Trying to find Trump a win in North Korea crisis
On his way out of the White House, then-President Barack Obama warned his successor that his greatest foreign policy challenge would be posed by North Korea.
President Obama knew what millions of Americans have learned since — it’s hard to see a way, short of a brutal war, to forcibly take away North Korea’s nuclear capability. Diplomacy still has a chance, but if it fails, there are no good options left, and President Trump will have to select one.
So far, on his pivotal trip to Asia, Trump has mostly done as well as anyone in his position could do with regard to the North Korea crisis. Trump’s critics think he has gone overboard in taunting the regime in Pyongyang. In fact, despite indulging in heated rhetoric from time to time, he has bent over backwards to open a path toward a peaceful solution.
On the campaign trail, Trump made China a central feature of his promise to fix the imbalance of power that America’s political establishment, by his account, had let get out of hand. Comparing Beijing to a rapist, and the United States to a victim, Trump promised to punish China and reassert American dominance.
Now, on the ground in China, Trump has been conciliatory. No diplomatic push against North Korea will work without Chinese support. But Pyongyang’s intransigence means the most the U.S. can hope for might be reluctant Chinese acquiescence to the inevitability of war.
None of Japan, South Korea, nor China want to see a war break out between the U.S. and North Korea. Americans are understandably eager to ensure that the homeland is safe from attack by the world’s most powerful totalitarian regime, but few are champing at the bit for a destructive war that would cost the lives of at least tens of thousands of American troops and perhaps many more Koreans.
Still, Trump’s establishment adversaries in Washington are increasingly convinced that if war comes, it won’t be because of Trump’s recklessness. If North Korea were willing to acquire nuclear weapons and keep them as a mere insurance policy in defense of the status quo, war would be all but out of the question.
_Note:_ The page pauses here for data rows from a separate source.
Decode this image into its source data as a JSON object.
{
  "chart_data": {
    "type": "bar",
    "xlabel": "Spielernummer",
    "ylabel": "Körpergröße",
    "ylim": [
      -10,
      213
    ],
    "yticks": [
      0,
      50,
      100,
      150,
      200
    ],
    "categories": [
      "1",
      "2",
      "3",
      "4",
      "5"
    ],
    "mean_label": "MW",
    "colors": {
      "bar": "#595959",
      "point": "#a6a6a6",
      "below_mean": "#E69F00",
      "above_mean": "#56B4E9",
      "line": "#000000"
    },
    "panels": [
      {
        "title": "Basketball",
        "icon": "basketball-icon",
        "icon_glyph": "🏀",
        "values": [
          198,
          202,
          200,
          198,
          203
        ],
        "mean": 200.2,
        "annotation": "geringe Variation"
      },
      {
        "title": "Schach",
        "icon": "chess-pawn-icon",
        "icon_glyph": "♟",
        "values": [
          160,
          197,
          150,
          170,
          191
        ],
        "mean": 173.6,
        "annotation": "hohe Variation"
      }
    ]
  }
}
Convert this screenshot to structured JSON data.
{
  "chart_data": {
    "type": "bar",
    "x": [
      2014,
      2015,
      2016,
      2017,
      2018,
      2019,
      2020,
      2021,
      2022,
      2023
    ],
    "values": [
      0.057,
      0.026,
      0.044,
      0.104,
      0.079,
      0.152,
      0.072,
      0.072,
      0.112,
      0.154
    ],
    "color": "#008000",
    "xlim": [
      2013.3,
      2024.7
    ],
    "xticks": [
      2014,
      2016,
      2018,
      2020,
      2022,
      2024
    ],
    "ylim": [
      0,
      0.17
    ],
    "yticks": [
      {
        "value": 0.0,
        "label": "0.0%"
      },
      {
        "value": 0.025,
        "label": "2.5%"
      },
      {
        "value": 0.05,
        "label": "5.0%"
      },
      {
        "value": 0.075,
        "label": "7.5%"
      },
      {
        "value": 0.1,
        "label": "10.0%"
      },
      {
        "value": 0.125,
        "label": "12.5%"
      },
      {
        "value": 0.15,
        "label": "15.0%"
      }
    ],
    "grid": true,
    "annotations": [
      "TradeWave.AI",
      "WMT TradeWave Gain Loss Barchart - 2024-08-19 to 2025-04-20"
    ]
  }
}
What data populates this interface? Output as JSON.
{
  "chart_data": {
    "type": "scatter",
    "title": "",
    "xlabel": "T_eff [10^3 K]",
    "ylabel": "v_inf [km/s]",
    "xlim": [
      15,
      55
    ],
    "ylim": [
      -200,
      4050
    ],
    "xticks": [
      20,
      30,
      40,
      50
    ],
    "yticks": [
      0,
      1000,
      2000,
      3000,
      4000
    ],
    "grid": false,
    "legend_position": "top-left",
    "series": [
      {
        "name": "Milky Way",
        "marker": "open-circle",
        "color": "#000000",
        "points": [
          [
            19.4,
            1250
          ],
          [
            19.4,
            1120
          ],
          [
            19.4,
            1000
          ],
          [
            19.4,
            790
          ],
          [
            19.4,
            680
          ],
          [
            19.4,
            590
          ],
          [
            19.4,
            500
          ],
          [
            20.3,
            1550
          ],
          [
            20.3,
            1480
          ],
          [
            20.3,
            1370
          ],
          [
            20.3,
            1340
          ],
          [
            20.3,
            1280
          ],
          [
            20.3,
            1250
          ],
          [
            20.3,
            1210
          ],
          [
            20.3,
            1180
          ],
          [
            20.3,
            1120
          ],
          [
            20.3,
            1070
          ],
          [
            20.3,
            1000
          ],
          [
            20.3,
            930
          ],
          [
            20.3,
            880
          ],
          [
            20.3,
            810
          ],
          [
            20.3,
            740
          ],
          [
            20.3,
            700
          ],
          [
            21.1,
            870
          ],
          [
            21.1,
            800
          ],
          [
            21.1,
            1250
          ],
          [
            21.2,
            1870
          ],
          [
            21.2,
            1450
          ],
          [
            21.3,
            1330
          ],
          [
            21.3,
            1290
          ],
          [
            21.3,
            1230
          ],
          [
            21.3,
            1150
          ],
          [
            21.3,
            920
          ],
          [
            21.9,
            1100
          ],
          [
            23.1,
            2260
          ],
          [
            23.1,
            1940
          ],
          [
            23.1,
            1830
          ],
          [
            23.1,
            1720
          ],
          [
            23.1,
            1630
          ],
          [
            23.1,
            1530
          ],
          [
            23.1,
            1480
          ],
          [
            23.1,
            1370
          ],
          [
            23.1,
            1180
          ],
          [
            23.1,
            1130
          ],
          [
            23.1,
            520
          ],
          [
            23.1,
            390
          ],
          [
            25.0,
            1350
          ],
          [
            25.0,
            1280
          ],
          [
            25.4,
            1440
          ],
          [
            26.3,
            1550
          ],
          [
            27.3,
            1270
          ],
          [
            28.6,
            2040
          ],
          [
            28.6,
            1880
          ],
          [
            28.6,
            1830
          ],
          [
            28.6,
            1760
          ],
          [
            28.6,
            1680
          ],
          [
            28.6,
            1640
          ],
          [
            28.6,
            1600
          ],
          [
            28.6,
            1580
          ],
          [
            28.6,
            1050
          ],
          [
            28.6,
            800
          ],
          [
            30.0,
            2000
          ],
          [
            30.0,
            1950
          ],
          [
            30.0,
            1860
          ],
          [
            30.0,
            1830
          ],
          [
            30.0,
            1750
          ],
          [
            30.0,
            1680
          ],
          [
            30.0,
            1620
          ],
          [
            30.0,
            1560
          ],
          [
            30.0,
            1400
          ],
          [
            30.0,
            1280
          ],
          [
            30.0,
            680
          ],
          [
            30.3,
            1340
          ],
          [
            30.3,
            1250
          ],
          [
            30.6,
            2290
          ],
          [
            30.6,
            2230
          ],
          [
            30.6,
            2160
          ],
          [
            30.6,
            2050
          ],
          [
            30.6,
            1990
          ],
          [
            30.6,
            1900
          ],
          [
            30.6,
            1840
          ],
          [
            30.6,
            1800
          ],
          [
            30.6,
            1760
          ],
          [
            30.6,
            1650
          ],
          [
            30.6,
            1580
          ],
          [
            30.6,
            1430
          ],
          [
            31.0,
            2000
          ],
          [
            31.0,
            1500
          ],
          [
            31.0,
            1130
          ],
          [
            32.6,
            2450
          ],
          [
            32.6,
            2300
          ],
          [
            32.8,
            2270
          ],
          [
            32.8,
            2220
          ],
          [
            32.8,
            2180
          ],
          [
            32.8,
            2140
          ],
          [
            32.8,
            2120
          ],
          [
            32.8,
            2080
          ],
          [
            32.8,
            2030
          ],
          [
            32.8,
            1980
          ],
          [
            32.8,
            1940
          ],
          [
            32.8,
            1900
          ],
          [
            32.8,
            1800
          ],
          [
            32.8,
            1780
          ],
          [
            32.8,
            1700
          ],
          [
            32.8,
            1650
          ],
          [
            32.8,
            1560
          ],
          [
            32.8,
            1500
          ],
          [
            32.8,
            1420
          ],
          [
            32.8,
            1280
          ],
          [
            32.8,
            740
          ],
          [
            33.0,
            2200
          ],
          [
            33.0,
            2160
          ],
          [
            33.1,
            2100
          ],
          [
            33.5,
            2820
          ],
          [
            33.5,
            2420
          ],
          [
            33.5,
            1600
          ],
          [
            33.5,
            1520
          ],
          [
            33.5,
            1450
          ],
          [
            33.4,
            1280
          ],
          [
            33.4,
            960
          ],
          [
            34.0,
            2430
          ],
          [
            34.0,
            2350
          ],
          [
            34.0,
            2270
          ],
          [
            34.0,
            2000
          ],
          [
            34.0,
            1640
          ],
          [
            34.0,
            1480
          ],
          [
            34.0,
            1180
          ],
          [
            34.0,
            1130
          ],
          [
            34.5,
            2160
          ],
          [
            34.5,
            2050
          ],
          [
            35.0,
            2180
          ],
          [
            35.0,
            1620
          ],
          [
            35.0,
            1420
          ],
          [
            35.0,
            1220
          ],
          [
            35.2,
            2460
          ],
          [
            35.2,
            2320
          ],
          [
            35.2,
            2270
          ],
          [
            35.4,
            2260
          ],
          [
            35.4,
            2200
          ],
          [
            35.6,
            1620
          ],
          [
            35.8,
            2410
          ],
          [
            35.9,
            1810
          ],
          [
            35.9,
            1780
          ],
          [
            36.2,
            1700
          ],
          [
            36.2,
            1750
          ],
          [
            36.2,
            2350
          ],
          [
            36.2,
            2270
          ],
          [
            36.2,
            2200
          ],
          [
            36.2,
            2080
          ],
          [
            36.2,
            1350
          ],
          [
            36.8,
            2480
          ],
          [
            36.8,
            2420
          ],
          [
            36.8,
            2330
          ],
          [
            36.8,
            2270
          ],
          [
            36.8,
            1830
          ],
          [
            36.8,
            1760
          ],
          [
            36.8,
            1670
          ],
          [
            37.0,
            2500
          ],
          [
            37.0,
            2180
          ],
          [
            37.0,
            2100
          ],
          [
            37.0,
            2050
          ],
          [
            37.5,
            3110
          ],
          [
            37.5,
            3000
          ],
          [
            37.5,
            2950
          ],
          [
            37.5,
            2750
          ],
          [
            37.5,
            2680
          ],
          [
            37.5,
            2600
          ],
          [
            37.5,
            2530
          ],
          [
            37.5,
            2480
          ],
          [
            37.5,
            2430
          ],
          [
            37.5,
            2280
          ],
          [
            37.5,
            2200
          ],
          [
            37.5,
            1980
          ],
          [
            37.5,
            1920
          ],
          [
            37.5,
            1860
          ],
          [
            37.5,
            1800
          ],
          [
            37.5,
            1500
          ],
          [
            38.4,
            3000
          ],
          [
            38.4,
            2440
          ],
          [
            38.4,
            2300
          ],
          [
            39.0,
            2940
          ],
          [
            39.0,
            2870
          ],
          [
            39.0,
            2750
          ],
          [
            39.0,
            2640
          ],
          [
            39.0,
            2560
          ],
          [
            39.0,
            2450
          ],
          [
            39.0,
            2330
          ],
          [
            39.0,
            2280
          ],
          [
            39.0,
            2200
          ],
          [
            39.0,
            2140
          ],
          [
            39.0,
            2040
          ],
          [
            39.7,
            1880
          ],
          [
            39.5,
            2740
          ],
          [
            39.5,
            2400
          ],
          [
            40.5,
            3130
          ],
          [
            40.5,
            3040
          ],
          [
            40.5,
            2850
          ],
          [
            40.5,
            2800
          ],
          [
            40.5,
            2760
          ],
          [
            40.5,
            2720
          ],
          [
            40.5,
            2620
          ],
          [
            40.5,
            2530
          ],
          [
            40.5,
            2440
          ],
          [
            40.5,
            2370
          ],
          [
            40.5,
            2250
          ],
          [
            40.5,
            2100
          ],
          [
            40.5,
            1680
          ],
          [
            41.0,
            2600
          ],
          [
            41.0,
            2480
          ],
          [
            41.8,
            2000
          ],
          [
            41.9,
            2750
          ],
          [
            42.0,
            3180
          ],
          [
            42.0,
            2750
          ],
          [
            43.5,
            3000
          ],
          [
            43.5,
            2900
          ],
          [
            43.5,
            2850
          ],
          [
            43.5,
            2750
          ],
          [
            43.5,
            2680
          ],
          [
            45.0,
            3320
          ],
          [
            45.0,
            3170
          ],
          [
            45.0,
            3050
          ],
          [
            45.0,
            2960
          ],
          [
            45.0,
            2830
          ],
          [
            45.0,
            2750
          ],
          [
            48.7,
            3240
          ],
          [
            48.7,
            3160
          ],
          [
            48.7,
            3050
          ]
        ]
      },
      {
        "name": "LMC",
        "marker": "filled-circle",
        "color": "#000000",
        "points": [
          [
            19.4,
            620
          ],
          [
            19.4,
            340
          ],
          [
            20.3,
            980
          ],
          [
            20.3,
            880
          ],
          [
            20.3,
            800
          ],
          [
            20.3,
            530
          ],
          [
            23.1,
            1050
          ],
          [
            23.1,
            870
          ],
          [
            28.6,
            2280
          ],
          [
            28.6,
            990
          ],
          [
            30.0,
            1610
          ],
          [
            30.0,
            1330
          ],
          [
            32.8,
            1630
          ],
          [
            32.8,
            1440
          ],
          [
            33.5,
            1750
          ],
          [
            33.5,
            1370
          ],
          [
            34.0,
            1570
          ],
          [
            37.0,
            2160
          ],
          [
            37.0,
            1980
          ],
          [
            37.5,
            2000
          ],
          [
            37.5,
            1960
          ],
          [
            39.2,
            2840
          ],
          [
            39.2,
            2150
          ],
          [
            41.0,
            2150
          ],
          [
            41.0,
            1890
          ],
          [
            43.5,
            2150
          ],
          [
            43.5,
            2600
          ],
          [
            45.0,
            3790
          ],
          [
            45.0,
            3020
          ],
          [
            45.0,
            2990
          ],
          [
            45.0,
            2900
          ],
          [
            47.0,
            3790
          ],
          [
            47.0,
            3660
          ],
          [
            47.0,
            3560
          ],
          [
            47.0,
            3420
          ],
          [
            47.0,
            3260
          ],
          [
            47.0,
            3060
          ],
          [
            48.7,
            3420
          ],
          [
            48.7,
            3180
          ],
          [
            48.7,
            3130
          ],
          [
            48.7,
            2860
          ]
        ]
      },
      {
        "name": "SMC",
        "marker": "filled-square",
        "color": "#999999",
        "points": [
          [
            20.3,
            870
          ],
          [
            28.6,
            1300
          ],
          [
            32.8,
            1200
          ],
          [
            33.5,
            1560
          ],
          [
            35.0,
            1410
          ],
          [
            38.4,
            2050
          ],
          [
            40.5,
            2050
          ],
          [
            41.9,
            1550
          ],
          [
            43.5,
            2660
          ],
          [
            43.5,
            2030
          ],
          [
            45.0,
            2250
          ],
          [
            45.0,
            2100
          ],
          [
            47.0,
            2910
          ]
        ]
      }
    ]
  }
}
Analysts are also concerned, however, that the North wants to use its nukes to try to force reunification with the South — as well as help America’s other enemies gain access to weapons of mass destruction. The U.S. could not credibly maintain its strategic position, and protect that of its friends and allies around the world, if North Korea were allowed in effect to annex the South through nuclear blackmail. And that’s to say nothing of the cost of the global conflict Pyongyang could fuel by arming American foes in the Mideast and beyond.
In sum, North Korea has more control than the U.S. over whether a war is coming. That’s why America needs as much support or acquiescence as possible from the North’s neighbors. It’s a painful display of the limits of American power, and an especially chastening moment for President Trump.
Despite his limits as a leader and a negotiator, Trump’s biggest frustrations over the crisis would be shared by any president. Though he should redouble his effort to speak and act with the utmost care, there is no playbook for confronting the current threat, and America needs a win.